Yes, I know this is all discouraging. How can you “learn” millions of probabilities? Of course you can’t, not consciously in a classroom. It needs a lifelong process of immersion in a culture and the way those people speak. Some people have a lucky knack for soaking this stuff up subconsciously, and in my experience they usually have no ability at all to explain what they have achieved. Professional language teachers, in my experience, rarely have much understanding of what their students’ brains are doing when the “learn a language”. That need not mean that they are bad teachers. From experience the best of them have learned some paths that students can take on the language learning journey. Their teacher explanations might peddle mythology, but it often doesn't matter if the trip seems interesting.
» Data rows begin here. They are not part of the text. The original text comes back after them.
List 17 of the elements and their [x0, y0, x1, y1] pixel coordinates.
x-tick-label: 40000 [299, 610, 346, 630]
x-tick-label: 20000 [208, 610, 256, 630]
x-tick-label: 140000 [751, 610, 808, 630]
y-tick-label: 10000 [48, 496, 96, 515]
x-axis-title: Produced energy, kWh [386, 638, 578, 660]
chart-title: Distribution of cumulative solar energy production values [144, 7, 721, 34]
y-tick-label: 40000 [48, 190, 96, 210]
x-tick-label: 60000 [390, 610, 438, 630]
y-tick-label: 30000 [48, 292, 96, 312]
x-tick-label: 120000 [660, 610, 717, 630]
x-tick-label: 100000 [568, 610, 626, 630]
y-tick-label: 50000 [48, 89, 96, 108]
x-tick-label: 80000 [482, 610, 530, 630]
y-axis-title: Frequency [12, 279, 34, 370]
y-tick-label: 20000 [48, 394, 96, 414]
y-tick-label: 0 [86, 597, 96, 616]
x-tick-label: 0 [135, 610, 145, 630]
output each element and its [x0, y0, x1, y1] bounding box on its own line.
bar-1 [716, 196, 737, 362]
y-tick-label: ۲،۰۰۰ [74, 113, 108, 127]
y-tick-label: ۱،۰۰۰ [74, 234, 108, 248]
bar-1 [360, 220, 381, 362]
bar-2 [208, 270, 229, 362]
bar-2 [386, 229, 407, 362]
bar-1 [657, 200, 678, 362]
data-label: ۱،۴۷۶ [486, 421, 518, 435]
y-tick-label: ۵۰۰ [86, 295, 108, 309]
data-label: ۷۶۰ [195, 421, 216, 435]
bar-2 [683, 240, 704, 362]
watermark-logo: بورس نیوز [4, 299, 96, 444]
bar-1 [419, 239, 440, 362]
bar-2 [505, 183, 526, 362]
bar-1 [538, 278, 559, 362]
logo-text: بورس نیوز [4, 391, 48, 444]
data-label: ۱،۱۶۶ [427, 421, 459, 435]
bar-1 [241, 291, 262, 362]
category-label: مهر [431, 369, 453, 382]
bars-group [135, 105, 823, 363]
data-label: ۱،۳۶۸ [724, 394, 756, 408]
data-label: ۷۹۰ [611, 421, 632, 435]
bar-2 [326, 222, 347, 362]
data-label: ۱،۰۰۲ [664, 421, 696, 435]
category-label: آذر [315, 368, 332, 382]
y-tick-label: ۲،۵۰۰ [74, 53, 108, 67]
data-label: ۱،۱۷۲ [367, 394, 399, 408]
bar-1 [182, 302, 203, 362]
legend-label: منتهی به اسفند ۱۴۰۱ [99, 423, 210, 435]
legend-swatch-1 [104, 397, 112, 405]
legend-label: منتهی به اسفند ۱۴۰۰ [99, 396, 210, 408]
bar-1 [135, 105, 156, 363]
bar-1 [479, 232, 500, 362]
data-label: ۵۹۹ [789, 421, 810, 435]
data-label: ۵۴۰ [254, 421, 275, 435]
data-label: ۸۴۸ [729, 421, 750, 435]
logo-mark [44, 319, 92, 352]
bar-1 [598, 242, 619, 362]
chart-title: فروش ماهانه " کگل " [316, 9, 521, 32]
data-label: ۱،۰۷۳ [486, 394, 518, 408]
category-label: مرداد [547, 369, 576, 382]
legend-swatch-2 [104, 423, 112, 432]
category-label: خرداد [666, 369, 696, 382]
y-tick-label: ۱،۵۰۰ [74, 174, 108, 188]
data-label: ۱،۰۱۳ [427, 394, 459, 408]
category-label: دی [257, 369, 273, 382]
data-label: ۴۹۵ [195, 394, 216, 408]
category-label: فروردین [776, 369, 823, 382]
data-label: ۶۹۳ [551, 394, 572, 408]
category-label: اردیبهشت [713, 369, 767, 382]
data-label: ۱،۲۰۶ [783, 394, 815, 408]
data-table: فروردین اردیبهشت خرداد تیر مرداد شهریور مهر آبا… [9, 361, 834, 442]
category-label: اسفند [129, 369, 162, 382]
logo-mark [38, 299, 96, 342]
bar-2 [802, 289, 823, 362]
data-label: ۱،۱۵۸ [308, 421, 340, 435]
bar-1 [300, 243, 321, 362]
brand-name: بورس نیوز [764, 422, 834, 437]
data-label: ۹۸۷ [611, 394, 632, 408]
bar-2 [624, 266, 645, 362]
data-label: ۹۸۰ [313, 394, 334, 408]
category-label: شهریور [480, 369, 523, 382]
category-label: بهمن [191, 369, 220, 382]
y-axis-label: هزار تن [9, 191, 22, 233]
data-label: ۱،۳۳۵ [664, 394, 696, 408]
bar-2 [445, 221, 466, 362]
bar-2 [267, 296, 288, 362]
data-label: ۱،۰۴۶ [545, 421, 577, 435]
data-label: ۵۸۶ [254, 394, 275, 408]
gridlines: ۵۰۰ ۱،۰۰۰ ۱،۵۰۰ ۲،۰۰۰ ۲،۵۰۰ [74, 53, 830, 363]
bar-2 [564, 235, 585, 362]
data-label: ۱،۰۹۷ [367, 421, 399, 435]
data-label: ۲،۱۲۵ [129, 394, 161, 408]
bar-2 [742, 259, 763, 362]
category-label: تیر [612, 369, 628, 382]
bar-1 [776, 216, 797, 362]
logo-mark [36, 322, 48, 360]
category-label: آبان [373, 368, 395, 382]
Natural language learning is the single most difficult thing that the human brain can do. However, our brains seem to be genetically adapted for this incredible language learning process, so most people cannot even see the miracle for what it is. That is why any backpacker can parachute into a foreign country, stand in front of a class and think they are “teaching English”.

Well, in this age we must have an app' for everything. Mere human brains might be too hard to think about, so here is a bit of tech-candy as a going-away present: for the exasperated and curious, Google gives us one of the most fantastic language tools I have ever seen: the Google n-Gram Viewer at . Just type in any word or phrase, or list of words or phrases. It will show you the frequency of that word or phrase or idiom for every year from 1800 up to now. That can tell you many things (e.g. changes in knowledge, history, attitudes, fashion, politics, science, technology etc). Have fun.